Writing Associates Program
The Writing Associates Program trains peer writing tutors to assist individual professors with writing in courses. Seeking to strengthen the classroom learning community, a WA acts as a bridge between professor and students in order to enhance the learning and teaching of writing.
Read what faculty, students, and Writing Associates themselves have to say about the Writing Associates Program.
Who are Writing Associates?
WAs are undergraduates from a variety of disciplines who are identified by their professors as outstanding writers.
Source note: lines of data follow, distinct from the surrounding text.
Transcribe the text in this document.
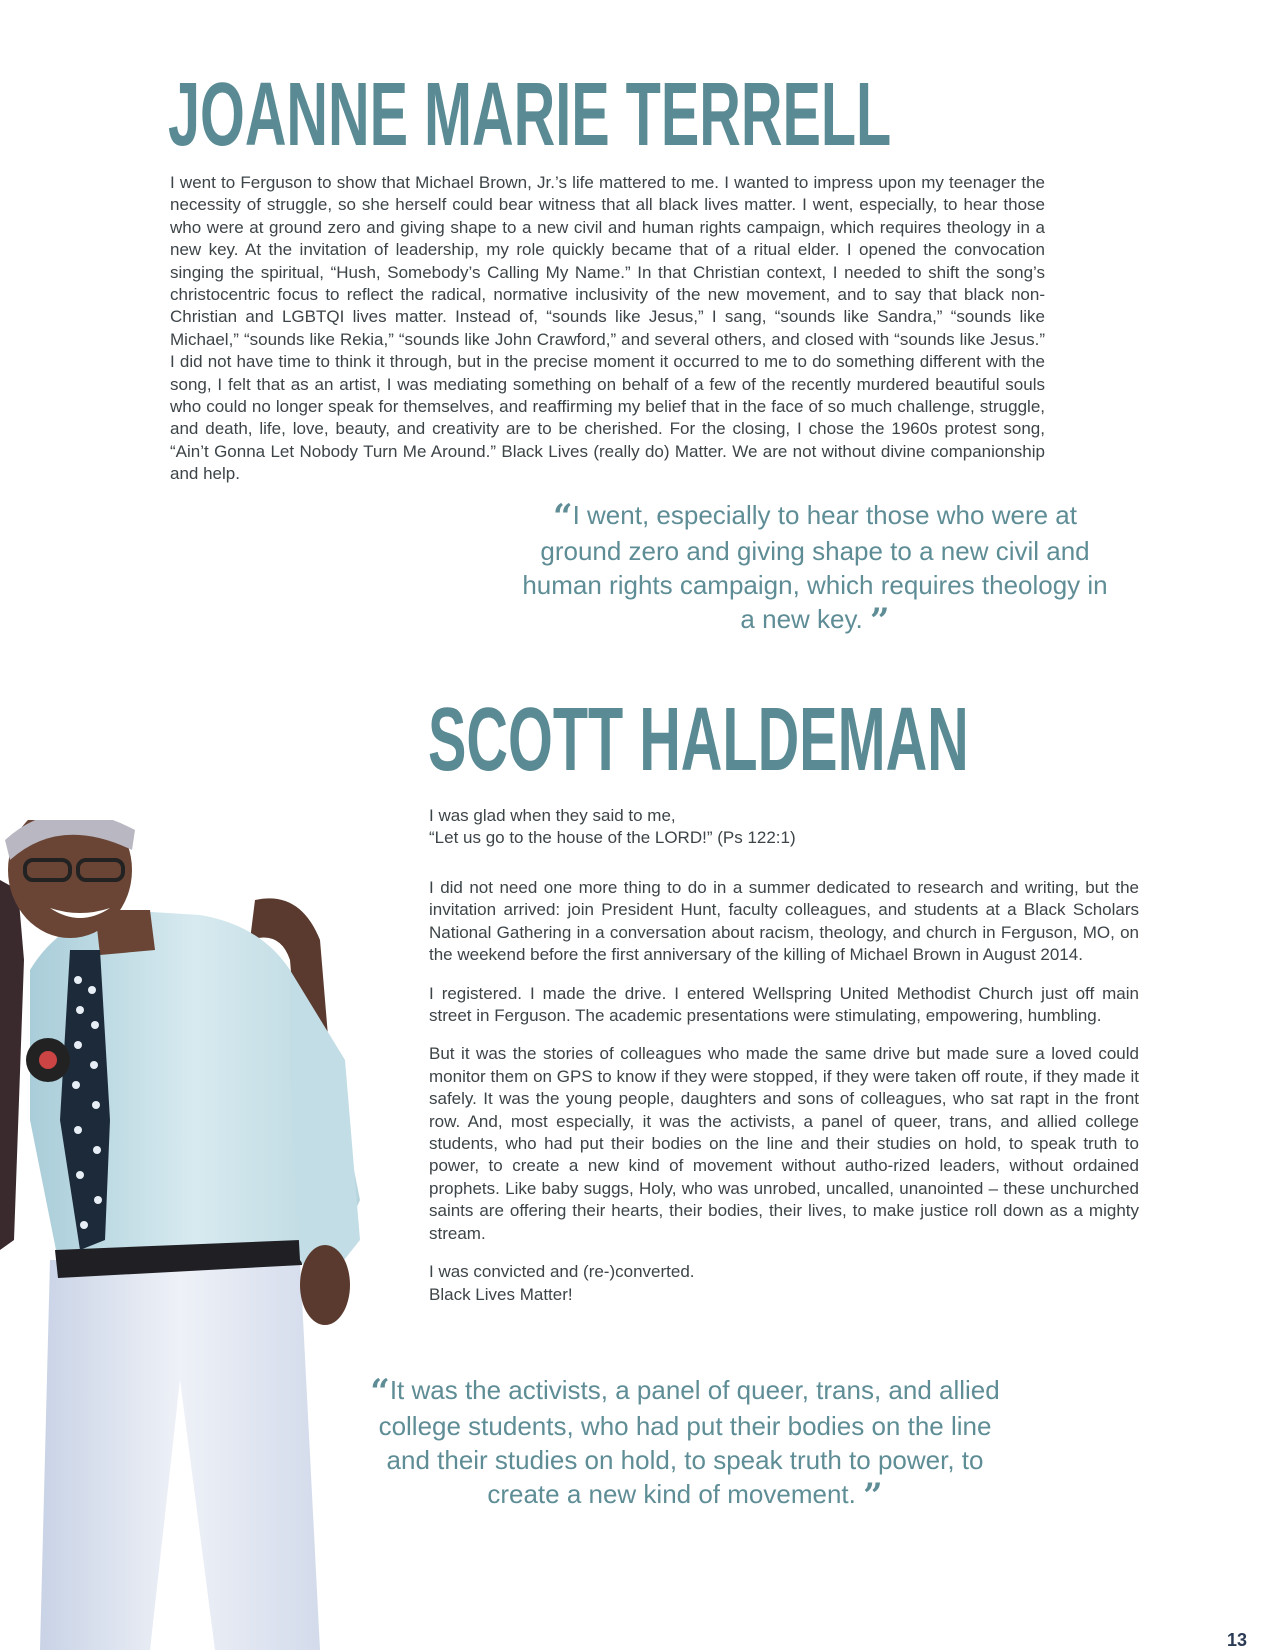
JOANNE MARIE TERRELL

I went to Ferguson to show that Michael Brown, Jr.’s life mattered to me. I wanted to impress upon my teenager the necessity of struggle, so she herself could bear witness that all black lives matter. I went, especially, to hear those who were at ground zero and giving shape to a new civil and human rights campaign, which requires theology in a new key. At the invitation of leadership, my role quickly became that of a ritual elder. I opened the convocation singing the spiritual, “Hush, Somebody’s Calling My Name.” In that Christian context, I needed to shift the song’s christocentric focus to reflect the radical, normative inclusivity of the new movement, and to say that black non-Christian and LGBTQI lives matter. Instead of, “sounds like Jesus,” I sang, “sounds like Sandra,” “sounds like Michael,” “sounds like Rekia,” “sounds like John Crawford,” and several others, and closed with “sounds like Jesus.” I did not have time to think it through, but in the precise moment it occurred to me to do something different with the song, I felt that as an artist, I was mediating something on behalf of a few of the recently murdered beautiful souls who could no longer speak for themselves, and reaffirming my belief that in the face of so much challenge, struggle, and death, life, love, beauty, and creativity are to be cherished. For the closing, I chose the 1960s protest song, “Ain’t Gonna Let Nobody Turn Me Around.” Black Lives (really do) Matter. We are not without divine companionship and help.

“I went, especially to hear those who were at ground zero and giving shape to a new civil and human rights campaign, which requires theology in a new key. ”

SCOTT HALDEMAN
I was glad when they said to me,
“Let us go to the house of the LORD!” (Ps 122:1)

I did not need one more thing to do in a summer dedicated to research and writing, but the invitation arrived: join President Hunt, faculty colleagues, and students at a Black Scholars National Gathering in a conversation about racism, theology, and church in Ferguson, MO, on the weekend before the first anniversary of the killing of Michael Brown in August 2014.

I registered. I made the drive. I entered Wellspring United Methodist Church just off main street in Ferguson. The academic presentations were stimulating, empowering, humbling.

But it was the stories of colleagues who made the same drive but made sure a loved could monitor them on GPS to know if they were stopped, if they were taken off route, if they made it safely. It was the young people, daughters and sons of colleagues, who sat rapt in the front row. And, most especially, it was the activists, a panel of queer, trans, and allied college students, who had put their bodies on the line and their studies on hold, to speak truth to power, to create a new kind of movement without autho-rized leaders, without ordained prophets. Like baby suggs, Holy, who was unrobed, uncalled, unanointed – these unchurched saints are offering their hearts, their bodies, their lives, to make justice roll down as a mighty stream.

I was convicted and (re-)converted.
Black Lives Matter!

“It was the activists, a panel of queer, trans, and allied college students, who had put their bodies on the line and their studies on hold, to speak truth to power, to create a new kind of movement. ”

13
All WAs take WRPG 214: Working with Writers: Theory and Practice, and they also work as peer writing tutors in the Norman M. Eberly Writing Center.
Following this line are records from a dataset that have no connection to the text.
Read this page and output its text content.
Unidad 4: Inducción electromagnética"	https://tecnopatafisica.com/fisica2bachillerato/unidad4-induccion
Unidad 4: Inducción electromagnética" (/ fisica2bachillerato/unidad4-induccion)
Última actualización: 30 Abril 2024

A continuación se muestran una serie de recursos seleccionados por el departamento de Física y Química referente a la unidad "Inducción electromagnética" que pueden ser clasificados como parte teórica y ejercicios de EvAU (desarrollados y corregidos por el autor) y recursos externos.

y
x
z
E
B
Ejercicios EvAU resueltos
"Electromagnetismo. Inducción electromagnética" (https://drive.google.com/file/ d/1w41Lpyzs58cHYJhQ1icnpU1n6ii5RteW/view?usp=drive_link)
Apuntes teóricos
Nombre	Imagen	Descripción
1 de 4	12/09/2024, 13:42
What kinds of things can a Writing Associate do?
While a WA does not grade papers or teach, she can do a variety of things that supplement and enhance instruction:
- facilitate peer review of papers either in class or outside of class;
- offer in-class mini-lessons on the writing process and/or a variety of writing skills (i.e. shaping a thesis, writing conclusions, documenting sources, etc.);
- model good discussion and learning techniques;
- hold office hours to assist with writing and clarify the professor's expectations and feedback;
- meet with the professor to discuss observations and insights about how the students are learning;
- and act as a writing resource by referring students to the writing center.
What are the ways to integrate a Writing Associate into the classroom learning community?
Collaborate with your WA. While the WA assists the students in the class with understanding things like writing assignments and professor feedback, ideally the WA will also collaborate with the professor, helping the professor to better understand the inner workings of students as they grapple with writing assignments, rubrics, and feedback. As such, the WA serves as a “change agent,” contributing to both faculty development and to student learning.
Make the students accountable for the work they do with the WA. The success of the WA depends on whether the professor communicates that the WA is central or peripheral to the classroom learning community. There are several ways to emphasize the importance of the WA:
- devote a paragraph in the syllabus to describing the role of the WA and providing his contact information;
- invite the WA to class for introductions and to share the WA's policy statement;
- include office hour visits to the WA in the class participation grade;
- make out-of-class peer review mandatory;
- award points to students for attending out-of-class peer review or require students to submit a revision plan.
How does one apply for a Writing Associate?
1.) You are eligible to work with a WA if you are scheduled to teach a First-Year Seminar course, a WR course, or a senior capstone course.
2.) All faculty who have not yet worked with a WA are asked to attend a brief orientation meeting on how to integrate a WA into your pedagogy. Orientation meetings are TBA each semester.